Tuesday, July 16, 2013

Seven Forges

Seven ForgesSeven Forges by James A. Moore
My rating: 4 of 5 stars

Charged with mapping the land beyond the Blasted Lands, a frozen wasteland devastated by a cataclysm centuries past, Major Merros Dulver encounter the Sa'ba Taalor, the denizens of the Seven Forges. The Sa'ba Taalor are a society of warriors living in a fertile valley amid the Seven Forges, seven volcanic mountains. A small group accompany Merros back to the empire. Can they co-exist with the Empire in peace or will war destroy them all?

I got this ARC from Angry Robot. All hail our ill-tempered robot overlords!

Much like Three, I initially became interested in Seven Forges because of the cover. The cover is pretty impressive and the book beneath it is even more so.

While it seems like a pretty straightforward fantasy tale at first glance, it's a lot more than that. It's the tale of two very different cultures coming together and trying to co-exist. However, the people of the Empire have gotten soft after years with no enemies and the Sa'ba Taalor are a race of fighters living in the most inhospitable habitat on the planet, trained to fight from birth. Yeah, this meeting isn't going to go well.

Moore does a great job contrasting the warrior culture of the Sa'Ba Taalor and their seven gods with the politics and religion of the empire. The warriors are frighteningly competent but still well-rounded characters, particularly Tusk and Drask. Merros and Wollis know they're out of their depth most of the time but keep trying to hold up their end of things. Desh, the emperor's wizard, was also quite interesting, forever scheming behind the scenes. I thought Andover would wind up being more important but his thread was also an interesting one and served to reveal more of the Taalor culture.

Speaking of the Sa'Ba Taalor culture, Moore does a hell of a lot of worldbuilding in 330 pages without bogging down the rest of the book. The culture is fleshed out quite a bit but still remains mysterious enough for further books. Hint!

Without spoiling the ending, it reminds of an episode of the Twilight Zone or the Outer Limits with a kick in the crotch twist right at the end. Richard Matheson would have been proud.

James A. Moore's writing was a notch above what I was expecting, although I shouldn't have been surprised. Where does Angry Robot keep finding these writers?

That's about all I have to say. James A. Moore entertained the hell out of me with Seven Forges and also made me think. If he writes more books in this world, I'll definitely read them. Four easy stars.

Also on Goodreads

Clean Burn

Clean Burn: Introducing Detective Janelle WatkinsClean Burn: Introducing Detective Janelle Watkins by Karen Sandler
My rating: 4 of 5 stars

P.I. Janelle Watkins left finding missing children behind after a failure that led to her leaving the San Francisco PD. Or so she thought. Now she's back in the town where she grew up, on the trail of two missing boys. Can she overcome her personal demons long enough to find the boys and bring their abductor(s) to justice?

I got this courtesy of Angry Robot/Exhibit A and Netgalley.

Karen Sandler has been around for a while but this is her first detective novel. I hope she sticks to writing detective novels from now on.
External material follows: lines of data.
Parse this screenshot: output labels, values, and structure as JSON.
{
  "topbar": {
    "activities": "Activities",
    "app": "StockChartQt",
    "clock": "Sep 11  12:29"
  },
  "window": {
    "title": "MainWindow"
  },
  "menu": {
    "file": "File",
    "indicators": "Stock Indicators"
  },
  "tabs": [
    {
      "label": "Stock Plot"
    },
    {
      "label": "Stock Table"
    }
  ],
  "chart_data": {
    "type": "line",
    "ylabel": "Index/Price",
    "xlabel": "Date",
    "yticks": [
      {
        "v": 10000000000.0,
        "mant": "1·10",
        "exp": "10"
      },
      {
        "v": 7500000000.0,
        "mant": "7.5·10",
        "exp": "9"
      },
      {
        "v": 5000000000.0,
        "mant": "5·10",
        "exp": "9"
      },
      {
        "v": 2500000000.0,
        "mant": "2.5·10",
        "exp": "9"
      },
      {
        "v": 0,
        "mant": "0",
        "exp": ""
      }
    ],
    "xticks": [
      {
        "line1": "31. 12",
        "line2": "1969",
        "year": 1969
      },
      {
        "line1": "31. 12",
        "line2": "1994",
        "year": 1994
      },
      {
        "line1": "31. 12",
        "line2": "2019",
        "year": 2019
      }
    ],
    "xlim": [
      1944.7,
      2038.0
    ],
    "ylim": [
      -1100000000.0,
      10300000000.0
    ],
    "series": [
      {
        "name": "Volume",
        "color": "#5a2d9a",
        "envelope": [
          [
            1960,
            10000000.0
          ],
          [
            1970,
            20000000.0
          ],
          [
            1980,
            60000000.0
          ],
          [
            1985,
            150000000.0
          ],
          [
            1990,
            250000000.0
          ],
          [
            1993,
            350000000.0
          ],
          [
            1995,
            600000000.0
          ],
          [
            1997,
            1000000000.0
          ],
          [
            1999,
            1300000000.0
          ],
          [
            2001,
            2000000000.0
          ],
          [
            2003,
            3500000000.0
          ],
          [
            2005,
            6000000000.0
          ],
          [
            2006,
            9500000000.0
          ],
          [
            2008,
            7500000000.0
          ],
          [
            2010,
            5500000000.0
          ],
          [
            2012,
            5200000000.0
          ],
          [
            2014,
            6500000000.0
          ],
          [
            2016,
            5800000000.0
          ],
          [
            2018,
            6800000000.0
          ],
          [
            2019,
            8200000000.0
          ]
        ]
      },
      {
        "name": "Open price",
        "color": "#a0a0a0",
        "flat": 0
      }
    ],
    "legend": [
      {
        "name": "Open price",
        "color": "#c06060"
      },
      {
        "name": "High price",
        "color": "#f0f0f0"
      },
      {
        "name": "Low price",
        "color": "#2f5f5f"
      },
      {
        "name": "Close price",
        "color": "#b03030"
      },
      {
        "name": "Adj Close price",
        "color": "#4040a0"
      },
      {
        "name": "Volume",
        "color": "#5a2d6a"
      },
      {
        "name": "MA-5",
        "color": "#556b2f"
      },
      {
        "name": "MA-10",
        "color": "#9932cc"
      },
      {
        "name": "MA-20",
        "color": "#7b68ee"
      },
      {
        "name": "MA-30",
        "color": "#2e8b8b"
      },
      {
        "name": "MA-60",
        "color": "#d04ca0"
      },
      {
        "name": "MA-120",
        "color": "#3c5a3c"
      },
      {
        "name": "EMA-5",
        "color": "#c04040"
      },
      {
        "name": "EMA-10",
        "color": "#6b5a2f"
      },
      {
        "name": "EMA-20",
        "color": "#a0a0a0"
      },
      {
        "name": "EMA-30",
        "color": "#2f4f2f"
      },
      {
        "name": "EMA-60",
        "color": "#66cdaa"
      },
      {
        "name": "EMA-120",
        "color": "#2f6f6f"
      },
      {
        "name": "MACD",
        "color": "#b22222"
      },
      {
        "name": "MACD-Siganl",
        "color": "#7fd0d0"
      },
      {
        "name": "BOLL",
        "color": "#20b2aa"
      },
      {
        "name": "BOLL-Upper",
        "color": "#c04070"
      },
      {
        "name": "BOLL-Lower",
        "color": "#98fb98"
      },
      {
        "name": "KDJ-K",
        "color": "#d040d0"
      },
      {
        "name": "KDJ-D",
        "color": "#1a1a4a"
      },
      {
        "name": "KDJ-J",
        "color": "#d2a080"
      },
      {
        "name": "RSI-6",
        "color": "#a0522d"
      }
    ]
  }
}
Janelle Watkins won me over right away, from her injured leg, to her dysfunctional childhood and subsequent psychological issues, to her sassy black secretary. About halfway through the first chapter, I started measuring Janelle Watkins and Clean Burn against Carol Starkey and Demolition Angel. Janelle held her own.

The comparison to Demolition Angel proved to be an apt one. Watkins and Starkey are both damaged heroines, Watkins from her dysfunctional childhood and the accident that saw her get chained to a desk with a bum leg and Starkey from the bomb blast that killed her partner/lover and left her off the bomb squad. They both also have bad coping mechanisms: Starkey loves the sauce and Watkins burns herself with match heads. They're both strong ladies when the chips are down.

Watkins' cases take her to her old home town of Greenville and back into her past, confronting both memories of her childhood and the sheriff, her old partner on the SFPD with whom she had an affair. Ken, the sheriff, is working on arson cases. The two inevitably team up and find themselves up against a serial kidnapper/nutcase called Mama.

Things develop along the usual thriller-y lines, chasing down leads and moving closer to the inevitable hookup, a standard trope for the genre. It all came together at the end and the last 30% was nearly impossible to put down.

It was right on the line between three and four so I gave it a four, the same rating I gave Demolition Angel. When's the next Janelle Watkins book coming out?